I can’t think of anything else at this moment in time beyond a humble feature request along the lines above to @Eastgate. I’m guessing (hoping) that some of the machinery is already in place that could allow such a development. My motivation remains getting the most out of TB, a software I wish I had discovered many years ago instead of this year.

Please flag if I’ve not captured something properly. Back to using TB for my current satellite project !


(eastgate) #27

I’m listening! I’m inclined to like filters, though I’ve always thought of them in connection with maps, rather than outlines.

One key idea raised here is that, if a filter is being used, the filter ought to be visible at all times. This addresses the problem that a forgotten filter might lead people to think they’d deleted some or all of their notes.

A useful early reference: http://ijcai.org/Proceedings/83-1/Papers/034.pdf


(Paul Walters) #28

That’s interesting – I would never have thought of filtering on maps. Though, in a sense, it could be like turning layers on and off. (If maps had layers).

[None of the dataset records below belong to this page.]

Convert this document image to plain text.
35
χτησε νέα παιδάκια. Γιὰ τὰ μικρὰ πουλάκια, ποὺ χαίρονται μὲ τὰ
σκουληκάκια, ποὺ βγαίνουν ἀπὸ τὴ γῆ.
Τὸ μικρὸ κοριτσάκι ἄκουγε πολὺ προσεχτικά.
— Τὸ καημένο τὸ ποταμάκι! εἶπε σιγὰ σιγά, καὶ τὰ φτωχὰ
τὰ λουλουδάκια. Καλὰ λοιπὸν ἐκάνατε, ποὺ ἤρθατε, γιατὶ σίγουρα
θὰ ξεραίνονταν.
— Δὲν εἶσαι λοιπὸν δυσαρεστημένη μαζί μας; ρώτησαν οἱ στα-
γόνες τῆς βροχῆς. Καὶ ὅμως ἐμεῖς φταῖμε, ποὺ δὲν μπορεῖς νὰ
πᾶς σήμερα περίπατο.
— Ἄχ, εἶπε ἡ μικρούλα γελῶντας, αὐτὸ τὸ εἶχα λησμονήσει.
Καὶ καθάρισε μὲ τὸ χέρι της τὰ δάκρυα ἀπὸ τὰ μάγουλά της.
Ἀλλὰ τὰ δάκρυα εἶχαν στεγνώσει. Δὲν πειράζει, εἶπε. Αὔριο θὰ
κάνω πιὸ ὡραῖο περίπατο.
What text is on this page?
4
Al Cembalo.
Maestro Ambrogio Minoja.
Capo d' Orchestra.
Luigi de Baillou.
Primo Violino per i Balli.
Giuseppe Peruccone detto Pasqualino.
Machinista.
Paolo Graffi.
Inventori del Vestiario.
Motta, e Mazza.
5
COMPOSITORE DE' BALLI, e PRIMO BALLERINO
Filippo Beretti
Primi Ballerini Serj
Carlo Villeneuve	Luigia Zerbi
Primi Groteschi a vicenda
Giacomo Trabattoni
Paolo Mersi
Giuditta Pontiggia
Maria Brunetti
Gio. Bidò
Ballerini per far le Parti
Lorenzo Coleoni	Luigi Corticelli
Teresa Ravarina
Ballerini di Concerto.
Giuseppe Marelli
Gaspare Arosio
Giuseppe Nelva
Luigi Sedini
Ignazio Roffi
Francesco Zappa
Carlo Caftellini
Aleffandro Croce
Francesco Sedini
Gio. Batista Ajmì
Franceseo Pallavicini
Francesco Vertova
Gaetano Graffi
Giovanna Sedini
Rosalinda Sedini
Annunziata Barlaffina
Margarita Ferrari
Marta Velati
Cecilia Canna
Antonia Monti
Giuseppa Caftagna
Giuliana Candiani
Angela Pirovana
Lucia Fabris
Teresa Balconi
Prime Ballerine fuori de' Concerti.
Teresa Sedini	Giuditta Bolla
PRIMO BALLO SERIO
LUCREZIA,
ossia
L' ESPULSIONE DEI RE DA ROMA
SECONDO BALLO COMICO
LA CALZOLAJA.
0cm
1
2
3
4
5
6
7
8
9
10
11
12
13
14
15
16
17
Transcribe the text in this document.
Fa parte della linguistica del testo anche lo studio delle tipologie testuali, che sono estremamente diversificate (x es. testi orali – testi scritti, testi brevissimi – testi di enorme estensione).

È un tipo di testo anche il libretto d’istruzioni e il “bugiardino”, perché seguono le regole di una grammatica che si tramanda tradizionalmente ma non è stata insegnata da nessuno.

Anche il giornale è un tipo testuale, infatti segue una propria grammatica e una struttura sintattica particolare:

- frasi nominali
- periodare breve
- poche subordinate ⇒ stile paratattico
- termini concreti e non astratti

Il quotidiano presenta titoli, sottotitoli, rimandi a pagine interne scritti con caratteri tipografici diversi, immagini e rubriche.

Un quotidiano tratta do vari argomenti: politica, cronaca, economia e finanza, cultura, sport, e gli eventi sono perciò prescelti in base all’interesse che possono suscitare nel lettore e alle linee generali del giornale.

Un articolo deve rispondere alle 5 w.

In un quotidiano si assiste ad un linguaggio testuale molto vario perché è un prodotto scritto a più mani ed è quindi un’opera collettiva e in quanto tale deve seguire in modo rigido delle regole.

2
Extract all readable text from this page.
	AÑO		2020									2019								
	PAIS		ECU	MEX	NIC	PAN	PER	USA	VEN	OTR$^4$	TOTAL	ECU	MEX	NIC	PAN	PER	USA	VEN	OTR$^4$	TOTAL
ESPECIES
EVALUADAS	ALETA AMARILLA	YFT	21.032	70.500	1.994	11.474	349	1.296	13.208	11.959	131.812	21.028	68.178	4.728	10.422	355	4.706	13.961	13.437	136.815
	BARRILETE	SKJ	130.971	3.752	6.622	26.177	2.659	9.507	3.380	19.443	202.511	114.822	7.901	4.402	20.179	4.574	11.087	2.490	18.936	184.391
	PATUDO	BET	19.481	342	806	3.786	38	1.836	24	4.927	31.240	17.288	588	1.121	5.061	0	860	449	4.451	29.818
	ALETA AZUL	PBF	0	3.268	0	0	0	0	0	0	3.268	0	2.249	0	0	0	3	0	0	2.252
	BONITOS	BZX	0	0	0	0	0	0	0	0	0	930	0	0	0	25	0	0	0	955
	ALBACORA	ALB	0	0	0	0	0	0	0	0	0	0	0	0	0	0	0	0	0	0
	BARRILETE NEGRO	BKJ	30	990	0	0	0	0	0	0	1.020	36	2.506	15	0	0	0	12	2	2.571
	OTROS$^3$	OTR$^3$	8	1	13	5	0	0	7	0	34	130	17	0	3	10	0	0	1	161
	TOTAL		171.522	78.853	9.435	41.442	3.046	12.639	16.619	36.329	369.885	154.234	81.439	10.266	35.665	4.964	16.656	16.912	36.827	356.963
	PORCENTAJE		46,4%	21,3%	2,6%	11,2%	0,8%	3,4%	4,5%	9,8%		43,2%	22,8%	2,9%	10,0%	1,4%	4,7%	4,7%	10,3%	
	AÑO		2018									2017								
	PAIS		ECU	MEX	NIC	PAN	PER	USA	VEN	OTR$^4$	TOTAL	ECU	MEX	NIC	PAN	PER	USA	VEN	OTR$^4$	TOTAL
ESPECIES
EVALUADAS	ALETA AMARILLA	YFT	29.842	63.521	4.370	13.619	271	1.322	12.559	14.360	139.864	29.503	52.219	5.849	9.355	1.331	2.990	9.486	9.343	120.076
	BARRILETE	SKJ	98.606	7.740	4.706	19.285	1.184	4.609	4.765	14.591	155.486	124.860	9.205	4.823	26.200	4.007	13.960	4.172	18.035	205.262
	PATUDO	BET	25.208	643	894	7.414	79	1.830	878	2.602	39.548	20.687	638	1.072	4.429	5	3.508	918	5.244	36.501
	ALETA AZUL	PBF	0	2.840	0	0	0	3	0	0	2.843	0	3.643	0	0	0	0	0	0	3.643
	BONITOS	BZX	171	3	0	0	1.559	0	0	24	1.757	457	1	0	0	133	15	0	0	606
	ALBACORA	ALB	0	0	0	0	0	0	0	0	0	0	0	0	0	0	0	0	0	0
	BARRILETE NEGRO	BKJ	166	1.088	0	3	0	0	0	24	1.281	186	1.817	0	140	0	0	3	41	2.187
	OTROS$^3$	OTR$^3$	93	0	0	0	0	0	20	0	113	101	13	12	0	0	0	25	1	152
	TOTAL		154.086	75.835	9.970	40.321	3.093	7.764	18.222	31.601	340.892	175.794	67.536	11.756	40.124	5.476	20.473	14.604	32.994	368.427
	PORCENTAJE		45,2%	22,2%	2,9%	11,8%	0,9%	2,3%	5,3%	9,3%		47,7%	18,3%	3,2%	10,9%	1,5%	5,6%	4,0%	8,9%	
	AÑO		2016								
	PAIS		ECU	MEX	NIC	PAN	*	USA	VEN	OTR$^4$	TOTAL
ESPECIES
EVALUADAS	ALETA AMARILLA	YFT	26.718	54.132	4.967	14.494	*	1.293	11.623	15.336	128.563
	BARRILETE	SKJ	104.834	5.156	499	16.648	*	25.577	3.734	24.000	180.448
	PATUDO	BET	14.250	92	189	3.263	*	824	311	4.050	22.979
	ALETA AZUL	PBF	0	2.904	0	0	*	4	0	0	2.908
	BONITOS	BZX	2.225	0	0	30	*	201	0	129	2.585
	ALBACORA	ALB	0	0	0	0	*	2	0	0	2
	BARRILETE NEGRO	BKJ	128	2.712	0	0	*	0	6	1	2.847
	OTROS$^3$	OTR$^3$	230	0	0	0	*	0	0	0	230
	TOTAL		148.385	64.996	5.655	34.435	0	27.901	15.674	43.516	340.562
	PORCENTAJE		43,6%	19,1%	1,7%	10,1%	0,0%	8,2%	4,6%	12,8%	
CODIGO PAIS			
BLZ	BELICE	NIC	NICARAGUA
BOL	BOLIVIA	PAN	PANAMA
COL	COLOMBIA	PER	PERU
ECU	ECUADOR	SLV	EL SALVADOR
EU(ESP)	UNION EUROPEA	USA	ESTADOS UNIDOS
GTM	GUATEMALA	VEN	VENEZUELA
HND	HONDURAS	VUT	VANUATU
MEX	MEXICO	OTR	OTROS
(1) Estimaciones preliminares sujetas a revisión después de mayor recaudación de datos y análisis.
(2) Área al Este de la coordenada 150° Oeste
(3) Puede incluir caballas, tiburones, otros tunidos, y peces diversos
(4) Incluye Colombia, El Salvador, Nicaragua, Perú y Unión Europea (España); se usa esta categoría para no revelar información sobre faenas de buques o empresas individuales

The OP’s request related to turning visibility of levels of the outline hierarchy on and off. On a map, that equates to making the content of containers appear and disappear, which doesn’t seem visually meaningful. So what is being filtered on a map? Certain notes at the same level of the hierarchy – filtered by attribute values or similar factor?


(Malcolm) #29

Good to hear and I enjoyed the paper you provided. Key sentence from my personal perspective is

The user selects axes, a guide, and a set of filters. All three choices serve the same function: cutting down the size of the space of information nodes to display, determining what structure to give them in the display, and deciding where in that space to start the user off initially.

Translating into the TB world I see the axes as the different views and dimensional cuts at the TB notes (e.g. Outline, Treemap, Attribute view and so on). In the same paragraph the authors talk about combing the axes and filters much like the TB filters discussed in this thread as opposed to pure filters without axes e.g. agents.

Like most in this thread I originally thought about filters in the context of Outlines. They could be more general e.g. a treemap of filtered notes, attribute view of filtered notes and even a map view of filtered notes (still trying to get my head around that one).


(Malcolm) #30

…actually a filtered map view is also starting to make sense. One could for instance exclude containers such as Agents, Prototypes at the same level and simply focus on the Notes and Note containers and in the process simplify or streamline a complicated layout. As things stand a user is forced to view all elements at a given level.

While I’m at it the “Guide” function in the paper is still somewhere in the distance. Here I imagine a layer of AI working with TB notes e.g. functions like look up similar or related notes similar to what exists in DevonThink.


(eastgate) #31

Though see Get Info ▸ Similar, too.

Planning to do a good deal more natural language analysis going forward, too.